Different people estimate compute costs of ChatGPT to be between $100k and $700k per day. Compared to these numbers, data scientists aren't that expensive.
> just run standard CUDA stuff
I doubt data scientists have skills to write CUDA, or any other low-level GPGPU code. It's relatively hard to do, and takes years of software development experience to become proficient.
Pretty sure most of these people only capable of using higher-level libraries like TensorFlow and PyTorch. For this reason, I don't think these data scientists need or care about standard CUDA stuff, they only need another backend to these Python libraries. Which is much easier problem to solve.

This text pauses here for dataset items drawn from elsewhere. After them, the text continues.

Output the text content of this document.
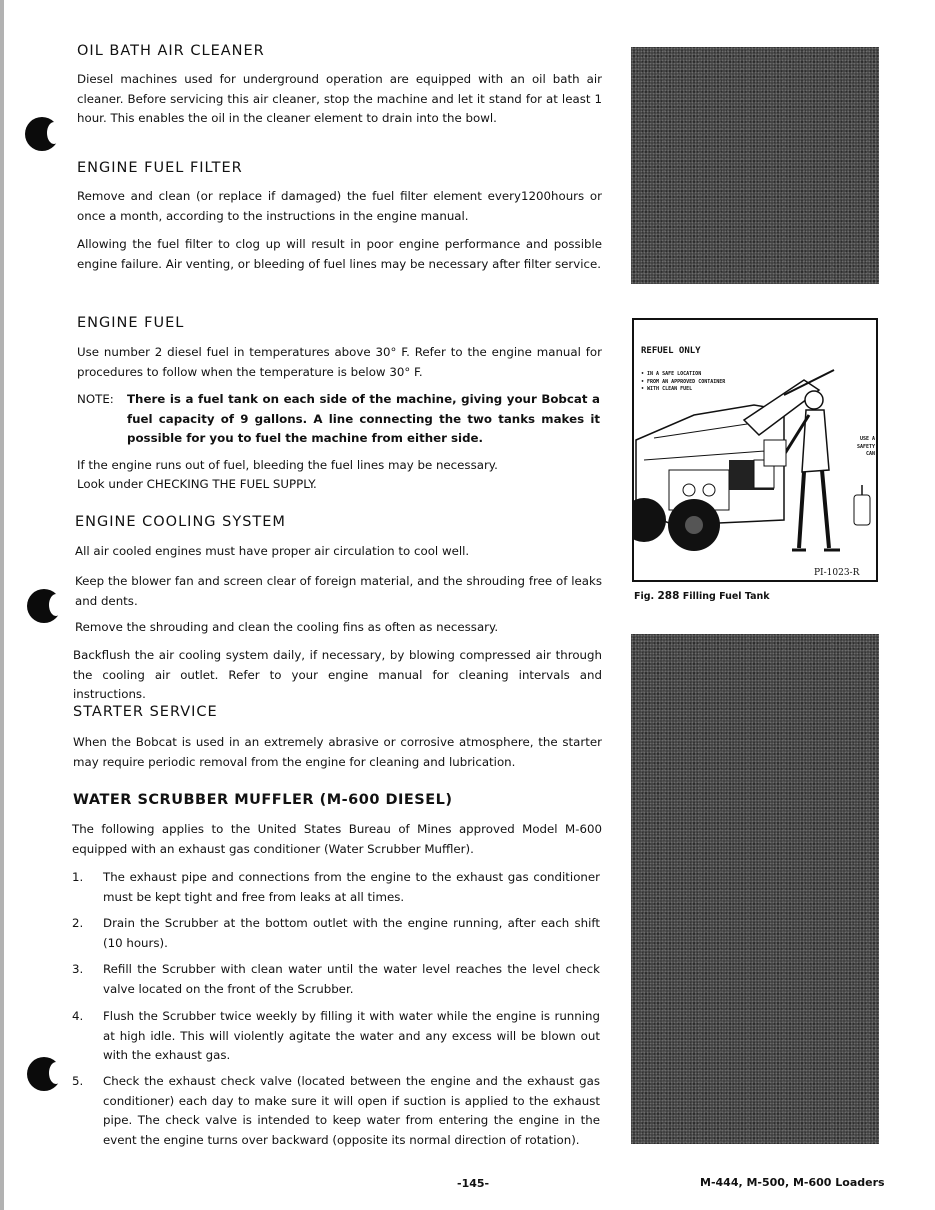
OIL BATH AIR CLEANER

Diesel machines used for underground operation are equipped with an oil bath air cleaner. Before servicing this air cleaner, stop the machine and let it stand for at least 1 hour. This enables the oil in the cleaner element to drain into the bowl.

ENGINE FUEL FILTER

Remove and clean (or replace if damaged) the fuel filter element every1200hours or once a month, according to the instructions in the engine manual.

Allowing the fuel filter to clog up will result in poor engine performance and possible engine failure. Air venting, or bleeding of fuel lines may be necessary after filter service.

ENGINE FUEL

Use number 2 diesel fuel in temperatures above 30° F. Refer to the engine manual for procedures to follow when the temperature is below 30° F.

NOTE: There is a fuel tank on each side of the machine, giving your Bobcat a fuel capacity of 9 gallons. A line connecting the two tanks makes it possible for you to fuel the machine from either side.

If the engine runs out of fuel, bleeding the fuel lines may be necessary.

Look under CHECKING THE FUEL SUPPLY.

ENGINE COOLING SYSTEM

All air cooled engines must have proper air circulation to cool well.

Keep the blower fan and screen clear of foreign material, and the shrouding free of leaks and dents.

Remove the shrouding and clean the cooling fins as often as necessary.

Backflush the air cooling system daily, if necessary, by blowing compressed air through the cooling air outlet. Refer to your engine manual for cleaning intervals and instructions.

STARTER SERVICE

When the Bobcat is used in an extremely abrasive or corrosive atmosphere, the starter may require periodic removal from the engine for cleaning and lubrication.

WATER SCRUBBER MUFFLER (M-600 DIESEL)

The following applies to the United States Bureau of Mines approved Model M-600 equipped with an exhaust gas conditioner (Water Scrubber Muffler).

1. The exhaust pipe and connections from the engine to the exhaust gas conditioner must be kept tight and free from leaks at all times.
2. Drain the Scrubber at the bottom outlet with the engine running, after each shift (10 hours).
3. Refill the Scrubber with clean water until the water level reaches the level check valve located on the front of the Scrubber.
4. Flush the Scrubber twice weekly by filling it with water while the engine is running at high idle. This will violently agitate the water and any excess will be blown out with the exhaust gas.
5. Check the exhaust check valve (located between the engine and the exhaust gas conditioner) each day to make sure it will open if suction is applied to the exhaust pipe. The check valve is intended to keep water from entering the engine in the event the engine turns over backward (opposite its normal direction of rotation).
REFUEL ONLY
• IN A SAFE LOCATION
• FROM AN APPROVED CONTAINER
• WITH CLEAN FUEL
USE A
SAFETY
CAN
PI-1023-R
Fig. 288 Filling Fuel Tank
-145-	M-444, M-500, M-600 Loaders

And one more thing. It could be that most of ChatGPT costs are unrelated to data scientists, and caused by end users running inference. In that case, the data scientists won't even notice, because they will continue using these CUDA GPUs to develop new versions of their models.
The more relevant question is which GPU is the OP using? The only officially ROCm supported GPU available for retail purchase is the RDNA2-based Radeon Pro W6800. [1]
In practice it probably means that gfx1030 (Navi 21) GPUs should work (RX6800-RX6950), but again, it also means also those cards (and every other card that AMD currently sells to individuals) is "unsupported."
Are you running the ROCm jobs on the same GPU as the system GUI? I use built from source rocm on debian with reasonable success, but I do remember gnome crashing pretty reliably when trying to run compute tests on my laptop.
How are the Windows drivers for AMD? OS shouldn't matter all that much if its primary role is to host or train models. As long as your code can run under the OS in question it's fine.
I expect system lockups when doing any sort of model inference. From the experiences of the last few years I assume it is driver bugs. Based on their rate of improvement they probably will get there in around 2025, but their past performance has been so bad I wouldn't recommend buying a card for machine learning until they've proven that they're taking the situation seriously.
Although in my opinion buy AMD anyway if you need a GPU on linux. Their open source drivers are a lot less hassle as long as you don't need BLAS.